Operator: Your next question comes from Vernon Bernardino from H.C. Wainwright. Please go ahead.
Vernon Bernardino: Hi, everyone. And congratulations from me also. And thanks for taking my question. I think one thing that needs to be mentioned is, I think you’ve found a great partner because you both are advancing protein-based vaccines. I think that’s nothing to be recognized. Question I have, just like other analysts and what we tend to do is a three-part question, but maybe it’s just only two now. Regarding the combination vaccine, is there any consideration as far as Sanofi side that you’ll need to have a BLA approved flu vaccine or COVID vaccine for them to actually progress the work on a combination vaccine, that includes their quadrivalent flu vaccine. And then as a follow-up to that, I was just wondering, obviously, the vaccine does not have Matrix-M.
I was wondering if you could remind us the comparison of the [indiscernible] quadrivalent versus yours Fluvax [ph] for example.
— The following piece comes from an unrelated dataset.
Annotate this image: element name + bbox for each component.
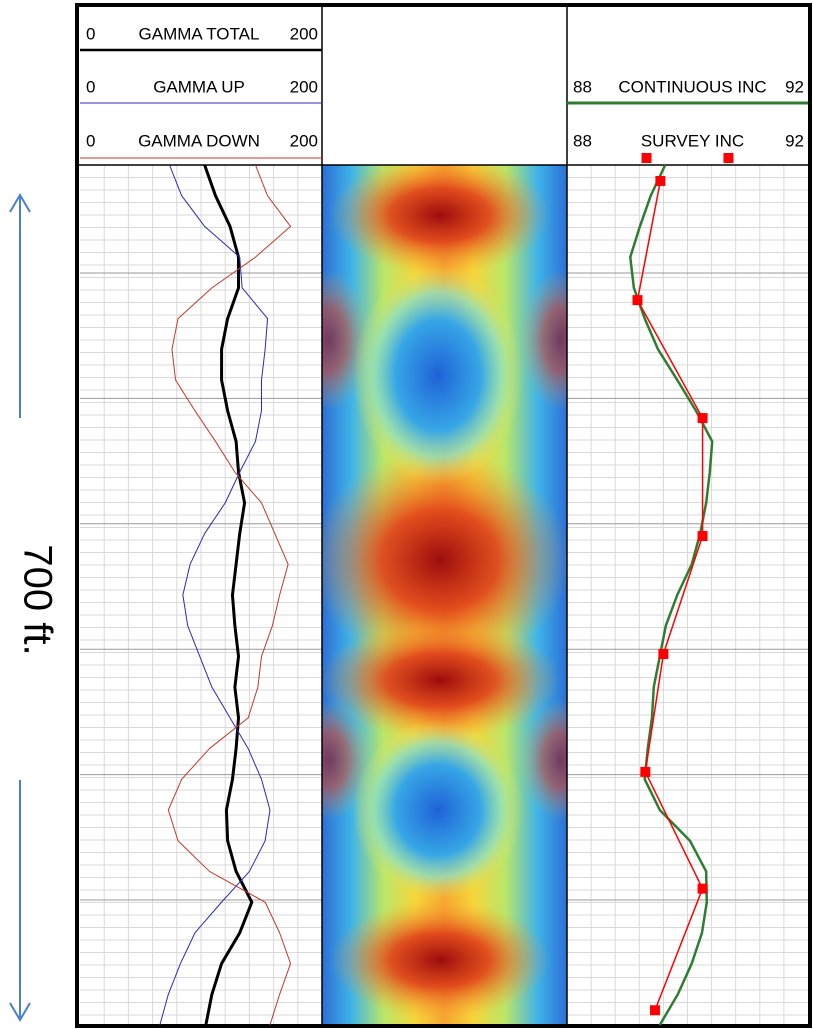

And with their potential to add Matrix-M to their quadrivalent, what kind of expectancy enhancement do you think they could actually achieve? Thank you.
John Jacobs: Yes. Vernon, I’ll hand the question over to Filip. Excellent questions. We’re not going to comment on Sanofi’s particular technology platform. But Filip, do you want to address the questions about the BLA?
Filip Dubovsky: Yes. Their regulatory path will really involve a standalone BLA. So in that regard, it doesn’t really rely on our regulatory process with Nuvaxovid alone. So they’re going to put together a package, which has to show that their combination of their flu vaccine plus Nuvaxovid is safe and efficacious. And the approach they take, is it going to be really up for them to define and to get approval with the regulators.